Android TV will require App Bundles in 2023, expected to reduce app size by 20%

Android TV will be less greedy for storage in the future. Google has announced that Android’s space-saving app file format, Android App Bundles (AAB), will finally be standard on Android TV. By May 2023, which is six months from now, Google will require all Android TV apps to switch to the new file format, which can reduce app storage requirements by 20%.

Storage for Android TV is always difficult because hardware manufacturers want to make smart TV and set-top-box hardware as cheap as possible, and that often means shipping with a minimal amount of storage. Google says that “in 2022, smartphones often have a minimum storage size of 64GB, but smart TVs average just 8GB.” Google itself is actually a big offender here, with Google Chromecast shipping Google TV with just 8GB of storage. That’s nowhere near enough, and many people run out of storage space on their new Chromecast with only the bare minimum of content apps installed. There are 10,000 apps for Android TV, with some of the biggest reaching 10GB+, but most Android TV users can’t install them.

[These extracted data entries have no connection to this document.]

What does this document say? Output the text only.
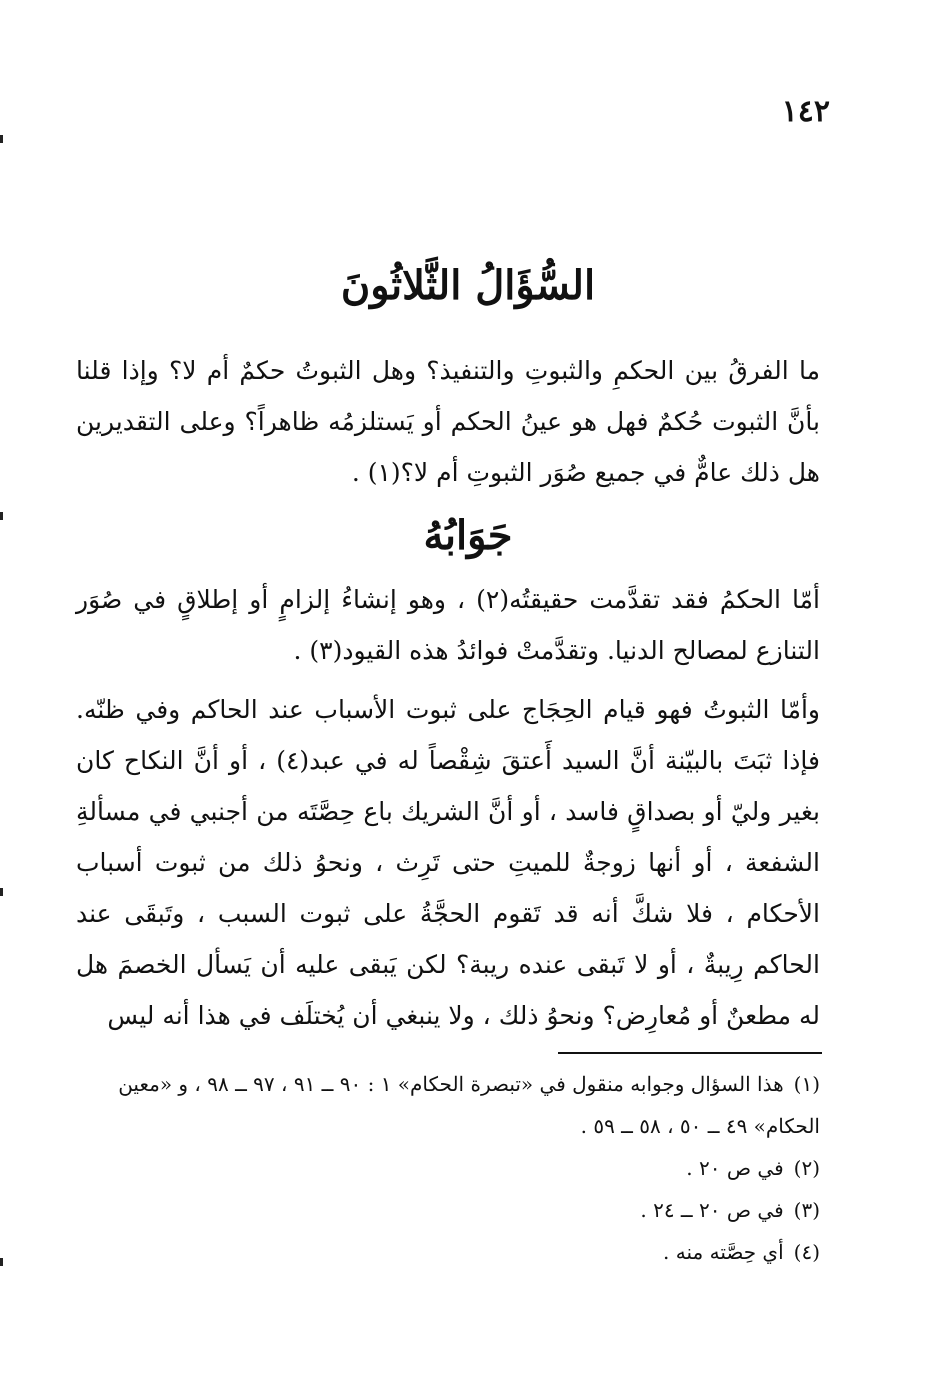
١٤٢
السُّؤَالُ الثَّلاثُونَ
ما الفرقُ بين الحكمِ والثبوتِ والتنفيذ؟ وهل الثبوتُ حكمٌ أم لا؟ وإذا قلنا بأنَّ الثبوت حُكمٌ فهل هو عينُ الحكم أو يَستلزمُه ظاهراً؟ وعلى التقديرين هل ذلك عامٌّ في جميع صُوَر الثبوتِ أم لا؟(١) .
جَوَابُهُ
أمّا الحكمُ فقد تقدَّمت حقيقتُه(٢) ، وهو إنشاءُ إلزامٍ أو إطلاقٍ في صُوَر التنازع لمصالح الدنيا. وتقدَّمتْ فوائدُ هذه القيود(٣) .
وأمّا الثبوتُ فهو قيام الحِجَاج على ثبوت الأسباب عند الحاكم وفي ظنّه. فإذا ثبَتَ بالبيّنة أنَّ السيد أَعتقَ شِقْصاً له في عبد(٤) ، أو أنَّ النكاح كان بغير وليّ أو بصداقٍ فاسد ، أو أنَّ الشريك باع حِصَّتَه من أجنبي في مسألةِ الشفعة ، أو أنها زوجةٌ للميتِ حتى تَرِث ، ونحوُ ذلك من ثبوت أسباب الأحكام ، فلا شكَّ أنه قد تَقوم الحجَّةُ على ثبوت السبب ، وتَبقَى عند الحاكم رِيبةٌ ، أو لا تَبقى عنده ريبة؟ لكن يَبقى عليه أن يَسأل الخصمَ هل له مطعنٌ أو مُعارِض؟ ونحوُ ذلك ، ولا ينبغي أن يُختلَف في هذا أنه ليس

(١)هذا السؤال وجوابه منقول في «تبصرة الحكام» ١ : ٩٠ ــ ٩١ ، ٩٧ ــ ٩٨ ، و «معين الحكام» ٤٩ ــ ٥٠ ، ٥٨ ــ ٥٩ .

(٢)في ص ٢٠ .

(٣)في ص ٢٠ ــ ٢٤ .

(٤)أي حِصَّته منه .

Android App Bundles won’t be a magic wand for poorly designed devices with insufficient storage, but every little bit will help. Android App Bundles were announced with Android 9 in 2018 as a way to save device storage space by breaking up an app into modules, rather than one big monolithic APK (the old Android app format) with as much data as possible . Android apps support tons of different languages, display resolutions, and CPU architectures, but each individual device only needs to select a few of these options to work. Android App Bundles integrate with the Play Store to create a dynamic delivery system for each module. Your phone tells the Play Store what modules it needs, and Google’s servers have bundled an appropriate package and sent it to your device. It’s even possible for developers to move some less-used app features into a package that can be downloaded on the fly if a user needs it.

App bundles basically shift a lot of app packaging responsibilities to the cloud, especially to the Google cloud, which causes quite a lot of Google lock-ins. Developers have to upload the app’s signing keys and code base to Google’s servers, which are now responsible for compiling its apps into more than 100 modules. The Play Store is now responsible for detecting what a phone needs to deliver those modules on the fly. But even if a third-party app store could replicate all of this, there’s a good chance developers aren’t interested in trusting a million different app stores with their signing keys.

Google claims that Android App Bundles average around 20% space savings over a monolithic APK, which will be a big help for these storage-hungry devices. From 2021 they are the required standard for phones and tablets and in six months, TV apps will also have to use them. Developers who don’t get around to it will have their TV apps hidden from search, so they better get to work! Google estimates that “in most cases it will take an engineer about three days to migrate.”